I hail from a family who believes in service. My husband’s family had quite an interesting military history and were cannon makers in the Revolutionary War – the one on top of Bunker Hill was forged by one of my husband’s great uncles John Calendar – but that was the last war that ever saw any Calendars.
The Shaughnessys, however, are another story. My dad, like so many others signed up for the Signal Corps the day after Pearl Harbor, leaving behind a pregnant wife who was carrying my older brother, Bill. He left with jet black hair and returned with 100 percent white hair. Dad served in North Africa and Italy and was responsible for going behind enemy lines and under enemy fire to set up telephone cable so the Pope could communicate with the outside world. He was a man who stood at attention when the National Anthem was played and our American flag was never exposed to darkness.
My brother, Bill, carried on that tradition. He went to the United States Naval Academy and served on a destroyer in the Mediterranean until volunteering to serve on Swift Boats in Vietnam. They were both heroes.

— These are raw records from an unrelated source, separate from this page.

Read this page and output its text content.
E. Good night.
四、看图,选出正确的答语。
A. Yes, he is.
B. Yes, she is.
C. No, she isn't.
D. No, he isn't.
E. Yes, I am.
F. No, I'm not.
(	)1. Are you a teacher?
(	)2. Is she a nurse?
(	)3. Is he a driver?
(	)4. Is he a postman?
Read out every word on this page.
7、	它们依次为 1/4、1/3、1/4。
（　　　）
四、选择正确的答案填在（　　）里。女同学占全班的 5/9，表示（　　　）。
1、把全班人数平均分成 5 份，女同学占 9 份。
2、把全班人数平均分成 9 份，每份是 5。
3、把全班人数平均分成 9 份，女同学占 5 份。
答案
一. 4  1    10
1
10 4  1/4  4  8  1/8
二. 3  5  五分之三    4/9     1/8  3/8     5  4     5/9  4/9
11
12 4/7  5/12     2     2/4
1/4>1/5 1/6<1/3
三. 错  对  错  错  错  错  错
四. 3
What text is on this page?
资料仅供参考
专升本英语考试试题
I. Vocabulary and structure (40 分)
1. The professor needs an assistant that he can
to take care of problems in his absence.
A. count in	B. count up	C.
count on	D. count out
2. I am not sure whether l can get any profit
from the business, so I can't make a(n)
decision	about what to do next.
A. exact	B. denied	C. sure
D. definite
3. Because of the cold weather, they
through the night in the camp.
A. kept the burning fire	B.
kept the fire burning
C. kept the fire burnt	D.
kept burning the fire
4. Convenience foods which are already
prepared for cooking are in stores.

I never had an interest in going into the military although I hold them in great respect. I grew up in the generation when you played “Army.” The military have had a profound influence on me but none more than when I was young and attending John F. Kennedy’s funeral. We lived in McLean, Va. then and waited on line for hours at Arlington National Cemetery to pay our respects for the fallen president. When we reached the gravesite, it was surrounded by every branch of the military. As I was staring at the eternal flame – the one that unfortunately went out that very night – my father fell to his knees crying. I had never seen anything like it. I had never seen my dad cry, nor get on his knees other than when he was in church. He looked up at my mom and said, “Josie, there is something terribly wrong with this country.” I’m not sure if it was what he said, his posture or demeanor, but two military officers approached him and said, “Sir, may we assist, sir?” My father agreed and they helped him from his knees. He saluted them and they him. I looked out at the ellipse, down at the grave, and back at them and as I look back, that was the moment I decided to become a journalist. I just didn’t know it then. I didn’t want to carry a gun, ever, but I wanted to make my country strong. I wanted to help protect its freedom, independence and way of life. I wish I had thanked those men who helped my dad that horrible day. But the best I can do is thank all the armed services today for all you do.